They were back from hiatus. They were back pursuing other projects. There was talk of new recordings and rumors of a tour. The rhythm section went back on the road with Saves the Day. A one off show, a select city tour, one or two new compositions would grace their set list, a mention of all the work on new material followed by months of nothing, deadlines come and gone, and a website that was cryptic to say the least… Over the past few years I do not think I was the only one Glassjaw had beginning to feel like a GnR fan circa the late Nineties. Finally, the past few months have been fruitful. The wait has been ended and unlike Guns n’ Roses fans, I am not disappointed. Blanketed by thick bass and an aggressive guitar, Coloring Book has arrived.
“Black Nurse” opens the record with the punch and freshness of a 2002 New Brunswick, New Jersey basement showcase. Its chunky guitar and heavy bass lines almost make you feel closed in, trapped between a weak jaded hipster nodding their head in approval (burning the back of your shoulder with a dangling cigarette) and the most excitingly charged pit you’ve ever caught a stray fist to the chest from. This is a ‘move or get moved’ song right out of the gate, leaving you already let down about there being only five tracks left.
“Vanilla Poltergeist Snake” intros with plenty of high end energy, keeping pace with the opening duo…only to change gears shortly after. Slowly taking the shape of an unstoppable steam engine; the driving bass and high-hat / snare paired throughout, joined by a slow-pulsing and heavily distorted guitar, compliment the curious verses and declarative chorus laid by the vocals.
The chugging push is continued from “Vanilla Poltergeist Snake," gaining mass and momentum most of the way through “Miracles In Inches." The vocals convey desperation with time feeling as though it’s running low. The arrival of the break, however, brings with it a deteriorating characteristic as this composition cuts everything, save a lone bass line. Guitar and drums quickly jump back in with a chaotic spray…almost wilting the punch Coloring Book opened with in an incendiary bloom.
“Stations of the New Cross” reflects this decay in its rolled back tempo; cementing the tidal flow of this record, seemingly impossibly, in only five songs.

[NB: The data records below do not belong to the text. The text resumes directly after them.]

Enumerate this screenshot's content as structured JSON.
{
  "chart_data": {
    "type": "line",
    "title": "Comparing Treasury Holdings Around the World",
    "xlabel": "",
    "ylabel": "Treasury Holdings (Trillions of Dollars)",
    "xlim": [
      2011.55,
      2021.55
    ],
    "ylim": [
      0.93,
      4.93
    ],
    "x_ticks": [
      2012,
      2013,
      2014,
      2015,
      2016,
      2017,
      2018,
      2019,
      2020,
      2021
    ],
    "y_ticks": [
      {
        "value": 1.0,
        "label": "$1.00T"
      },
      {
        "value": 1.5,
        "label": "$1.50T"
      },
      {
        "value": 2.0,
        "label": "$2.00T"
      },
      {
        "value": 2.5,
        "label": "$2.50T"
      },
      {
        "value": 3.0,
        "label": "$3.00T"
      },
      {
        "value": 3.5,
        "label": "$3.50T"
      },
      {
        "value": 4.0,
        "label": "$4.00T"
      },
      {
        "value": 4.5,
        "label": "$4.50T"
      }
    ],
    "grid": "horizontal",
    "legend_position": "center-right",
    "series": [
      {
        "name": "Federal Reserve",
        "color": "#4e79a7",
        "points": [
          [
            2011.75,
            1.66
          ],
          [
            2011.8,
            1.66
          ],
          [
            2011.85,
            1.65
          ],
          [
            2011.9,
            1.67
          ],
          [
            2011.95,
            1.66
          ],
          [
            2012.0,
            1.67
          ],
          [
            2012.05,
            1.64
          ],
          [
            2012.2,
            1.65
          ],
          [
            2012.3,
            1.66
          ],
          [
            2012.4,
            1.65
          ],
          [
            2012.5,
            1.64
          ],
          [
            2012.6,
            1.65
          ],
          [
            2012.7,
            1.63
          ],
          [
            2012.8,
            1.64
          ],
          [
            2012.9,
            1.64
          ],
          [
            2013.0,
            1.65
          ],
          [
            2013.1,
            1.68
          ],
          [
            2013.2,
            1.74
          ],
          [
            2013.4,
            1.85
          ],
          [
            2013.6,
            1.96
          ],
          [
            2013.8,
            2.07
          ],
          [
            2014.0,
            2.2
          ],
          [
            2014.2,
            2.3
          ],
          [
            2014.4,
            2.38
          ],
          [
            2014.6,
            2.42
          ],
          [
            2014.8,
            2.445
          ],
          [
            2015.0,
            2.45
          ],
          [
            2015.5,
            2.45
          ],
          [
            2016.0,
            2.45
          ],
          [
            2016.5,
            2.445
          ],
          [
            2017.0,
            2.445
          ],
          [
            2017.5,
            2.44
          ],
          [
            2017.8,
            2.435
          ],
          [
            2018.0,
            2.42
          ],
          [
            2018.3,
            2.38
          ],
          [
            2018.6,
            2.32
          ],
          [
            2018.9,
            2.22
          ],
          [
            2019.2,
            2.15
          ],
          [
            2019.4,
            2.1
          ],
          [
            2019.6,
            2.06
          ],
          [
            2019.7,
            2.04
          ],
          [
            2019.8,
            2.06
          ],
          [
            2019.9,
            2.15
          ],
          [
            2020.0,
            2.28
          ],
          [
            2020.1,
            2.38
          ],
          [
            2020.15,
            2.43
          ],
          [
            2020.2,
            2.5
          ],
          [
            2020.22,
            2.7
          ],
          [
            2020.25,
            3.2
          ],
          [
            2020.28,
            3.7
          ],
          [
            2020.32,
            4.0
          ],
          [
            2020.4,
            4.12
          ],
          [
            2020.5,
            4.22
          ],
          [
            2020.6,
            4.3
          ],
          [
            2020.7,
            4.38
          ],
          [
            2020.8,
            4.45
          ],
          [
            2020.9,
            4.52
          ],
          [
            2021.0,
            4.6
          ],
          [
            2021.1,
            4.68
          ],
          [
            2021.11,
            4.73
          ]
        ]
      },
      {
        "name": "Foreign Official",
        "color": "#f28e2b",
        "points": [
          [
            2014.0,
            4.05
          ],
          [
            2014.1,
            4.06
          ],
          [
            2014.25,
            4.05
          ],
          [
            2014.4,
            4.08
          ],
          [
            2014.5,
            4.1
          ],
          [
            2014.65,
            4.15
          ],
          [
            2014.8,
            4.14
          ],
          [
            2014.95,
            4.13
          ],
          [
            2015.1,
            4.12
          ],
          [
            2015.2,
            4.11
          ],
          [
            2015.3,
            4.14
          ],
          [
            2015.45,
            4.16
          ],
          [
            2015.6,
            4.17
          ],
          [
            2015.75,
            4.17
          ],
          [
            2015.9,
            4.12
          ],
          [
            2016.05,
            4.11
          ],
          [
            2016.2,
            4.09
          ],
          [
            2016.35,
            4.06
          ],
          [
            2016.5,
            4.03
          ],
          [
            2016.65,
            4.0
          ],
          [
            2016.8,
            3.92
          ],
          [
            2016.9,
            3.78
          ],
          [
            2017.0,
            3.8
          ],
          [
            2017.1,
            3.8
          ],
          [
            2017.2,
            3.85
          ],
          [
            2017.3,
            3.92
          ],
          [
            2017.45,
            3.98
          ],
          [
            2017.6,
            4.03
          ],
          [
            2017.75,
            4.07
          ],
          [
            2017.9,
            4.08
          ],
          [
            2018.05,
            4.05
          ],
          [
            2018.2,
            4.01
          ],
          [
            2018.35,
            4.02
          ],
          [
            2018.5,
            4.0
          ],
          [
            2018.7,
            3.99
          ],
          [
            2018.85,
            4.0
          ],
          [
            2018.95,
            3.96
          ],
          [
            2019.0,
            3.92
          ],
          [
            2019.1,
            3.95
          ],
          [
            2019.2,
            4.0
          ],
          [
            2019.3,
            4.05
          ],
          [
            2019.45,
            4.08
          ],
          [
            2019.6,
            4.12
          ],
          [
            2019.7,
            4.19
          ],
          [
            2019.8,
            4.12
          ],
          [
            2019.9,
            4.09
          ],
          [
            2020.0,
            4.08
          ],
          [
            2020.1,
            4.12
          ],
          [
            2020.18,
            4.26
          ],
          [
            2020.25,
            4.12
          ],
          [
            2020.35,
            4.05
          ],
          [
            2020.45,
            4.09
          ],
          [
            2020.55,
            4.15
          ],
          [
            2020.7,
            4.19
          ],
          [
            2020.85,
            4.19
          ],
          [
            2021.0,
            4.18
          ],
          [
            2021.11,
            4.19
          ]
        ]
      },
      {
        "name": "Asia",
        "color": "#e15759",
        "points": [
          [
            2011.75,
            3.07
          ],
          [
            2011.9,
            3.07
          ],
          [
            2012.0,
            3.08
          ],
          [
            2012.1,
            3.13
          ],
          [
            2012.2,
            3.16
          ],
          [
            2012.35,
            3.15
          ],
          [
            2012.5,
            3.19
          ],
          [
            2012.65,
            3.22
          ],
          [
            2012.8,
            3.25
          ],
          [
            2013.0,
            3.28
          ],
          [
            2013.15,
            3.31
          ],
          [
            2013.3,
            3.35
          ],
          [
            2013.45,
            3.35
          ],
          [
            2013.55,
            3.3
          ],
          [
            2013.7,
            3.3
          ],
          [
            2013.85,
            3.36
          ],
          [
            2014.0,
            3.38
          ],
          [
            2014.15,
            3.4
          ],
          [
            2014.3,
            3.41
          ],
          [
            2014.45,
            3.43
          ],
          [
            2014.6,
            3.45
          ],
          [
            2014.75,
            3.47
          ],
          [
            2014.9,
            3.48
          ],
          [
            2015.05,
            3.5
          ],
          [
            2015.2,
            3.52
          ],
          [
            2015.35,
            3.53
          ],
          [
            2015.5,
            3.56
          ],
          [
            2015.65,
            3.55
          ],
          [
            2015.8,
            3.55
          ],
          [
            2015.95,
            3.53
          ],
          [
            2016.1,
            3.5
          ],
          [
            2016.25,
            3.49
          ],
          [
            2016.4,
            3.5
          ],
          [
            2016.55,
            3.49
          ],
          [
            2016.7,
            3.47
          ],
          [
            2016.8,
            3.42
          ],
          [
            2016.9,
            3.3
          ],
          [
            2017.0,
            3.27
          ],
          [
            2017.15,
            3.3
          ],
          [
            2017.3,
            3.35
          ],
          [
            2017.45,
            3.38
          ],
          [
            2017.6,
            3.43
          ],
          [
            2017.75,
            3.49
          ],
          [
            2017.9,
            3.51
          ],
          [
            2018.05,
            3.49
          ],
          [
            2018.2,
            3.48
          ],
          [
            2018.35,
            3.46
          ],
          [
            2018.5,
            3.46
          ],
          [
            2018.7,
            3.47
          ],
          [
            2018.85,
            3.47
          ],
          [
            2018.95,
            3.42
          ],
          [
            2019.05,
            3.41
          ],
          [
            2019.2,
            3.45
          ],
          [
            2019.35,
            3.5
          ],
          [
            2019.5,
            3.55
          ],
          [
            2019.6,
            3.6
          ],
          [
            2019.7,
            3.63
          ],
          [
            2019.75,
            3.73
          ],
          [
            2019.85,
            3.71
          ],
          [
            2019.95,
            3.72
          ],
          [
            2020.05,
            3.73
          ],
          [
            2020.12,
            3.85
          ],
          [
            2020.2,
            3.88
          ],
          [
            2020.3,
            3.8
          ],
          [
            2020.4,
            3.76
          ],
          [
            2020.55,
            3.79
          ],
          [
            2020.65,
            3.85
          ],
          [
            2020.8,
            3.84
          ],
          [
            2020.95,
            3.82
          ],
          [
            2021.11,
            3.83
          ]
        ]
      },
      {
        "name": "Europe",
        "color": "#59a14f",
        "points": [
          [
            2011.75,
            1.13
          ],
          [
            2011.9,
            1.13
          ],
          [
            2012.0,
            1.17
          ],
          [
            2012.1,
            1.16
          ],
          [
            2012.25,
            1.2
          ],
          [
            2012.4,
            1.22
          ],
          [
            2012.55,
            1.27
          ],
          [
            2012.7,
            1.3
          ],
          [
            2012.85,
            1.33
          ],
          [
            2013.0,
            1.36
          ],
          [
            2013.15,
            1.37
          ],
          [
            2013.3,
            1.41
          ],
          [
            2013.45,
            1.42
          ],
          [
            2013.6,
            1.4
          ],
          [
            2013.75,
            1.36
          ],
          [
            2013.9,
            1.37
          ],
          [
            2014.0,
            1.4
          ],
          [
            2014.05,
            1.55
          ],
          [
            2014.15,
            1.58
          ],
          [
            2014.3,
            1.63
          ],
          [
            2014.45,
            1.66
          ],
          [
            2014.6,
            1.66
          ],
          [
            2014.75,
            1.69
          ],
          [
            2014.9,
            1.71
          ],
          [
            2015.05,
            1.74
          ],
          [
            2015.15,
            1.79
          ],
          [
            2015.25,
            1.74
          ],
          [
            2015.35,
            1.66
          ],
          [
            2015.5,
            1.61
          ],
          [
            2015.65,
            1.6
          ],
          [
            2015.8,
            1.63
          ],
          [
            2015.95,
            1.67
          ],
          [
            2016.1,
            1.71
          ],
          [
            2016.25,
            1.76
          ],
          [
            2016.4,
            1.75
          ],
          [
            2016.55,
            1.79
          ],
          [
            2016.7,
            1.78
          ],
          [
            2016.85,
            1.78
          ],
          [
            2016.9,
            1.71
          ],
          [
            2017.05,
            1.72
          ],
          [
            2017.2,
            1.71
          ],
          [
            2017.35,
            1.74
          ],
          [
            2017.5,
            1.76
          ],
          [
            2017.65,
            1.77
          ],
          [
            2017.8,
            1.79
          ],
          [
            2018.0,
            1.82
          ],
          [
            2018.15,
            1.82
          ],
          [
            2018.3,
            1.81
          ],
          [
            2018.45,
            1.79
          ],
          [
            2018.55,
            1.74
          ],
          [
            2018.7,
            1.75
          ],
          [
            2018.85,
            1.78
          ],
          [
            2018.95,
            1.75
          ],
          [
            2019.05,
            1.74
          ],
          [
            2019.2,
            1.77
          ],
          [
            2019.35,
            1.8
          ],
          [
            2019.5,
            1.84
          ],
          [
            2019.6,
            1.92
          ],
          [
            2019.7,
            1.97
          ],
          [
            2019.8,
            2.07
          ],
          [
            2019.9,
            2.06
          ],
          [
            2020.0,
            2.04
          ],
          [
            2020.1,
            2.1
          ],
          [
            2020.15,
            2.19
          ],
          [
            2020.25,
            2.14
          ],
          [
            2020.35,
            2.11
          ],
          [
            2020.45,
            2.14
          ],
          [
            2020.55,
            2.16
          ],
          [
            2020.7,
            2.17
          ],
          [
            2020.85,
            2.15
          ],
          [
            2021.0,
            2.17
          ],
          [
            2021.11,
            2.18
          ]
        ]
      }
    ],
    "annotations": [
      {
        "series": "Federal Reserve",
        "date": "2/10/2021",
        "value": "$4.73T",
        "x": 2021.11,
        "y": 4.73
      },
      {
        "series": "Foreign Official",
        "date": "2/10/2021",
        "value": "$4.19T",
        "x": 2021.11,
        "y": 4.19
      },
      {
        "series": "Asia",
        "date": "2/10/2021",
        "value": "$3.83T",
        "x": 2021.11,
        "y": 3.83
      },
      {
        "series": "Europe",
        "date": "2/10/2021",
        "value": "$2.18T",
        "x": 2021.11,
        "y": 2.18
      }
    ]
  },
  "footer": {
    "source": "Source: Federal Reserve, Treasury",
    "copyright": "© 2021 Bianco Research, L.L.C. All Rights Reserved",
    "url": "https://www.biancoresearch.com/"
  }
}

This ebb and flow finds us here, on the other side of this short but sweet collection, at “Daytona White." A song possessing a seductive weight, albums away from where Coloring Book delivered “Black Nurse," “Daytona White” unfolds the inevitable: No one ever plans on the night ending, but suddenly the east begins slowly glowing louder. A careless population will never remember closing its eyes upon waking in 6 hours; yet the bodies pose frozen across your apartment. The olive jar is empty, the wine bottles bled dry, and the mirrors lay cleaner than you’d like. Reluctantly, you move in echoes trying to recall where you keep your bedroom. You push its door open wondering if someone got to your sheets first.
END
All in all, Coloring Book is exactly as advertised. The songs fall across the spectrum. In this case Glassjaw makes each song work to feed the next, a concept that escapes most. At no time did I feel a knee jerk from one track to the next; or even so much as the high speed climb and fall of a rollercoaster. Coloring Book picks you up and drops you in on a wave double overhead, carries you through the pipe, only to eases you down back near the beach. All you want to do is paddle back out for another go.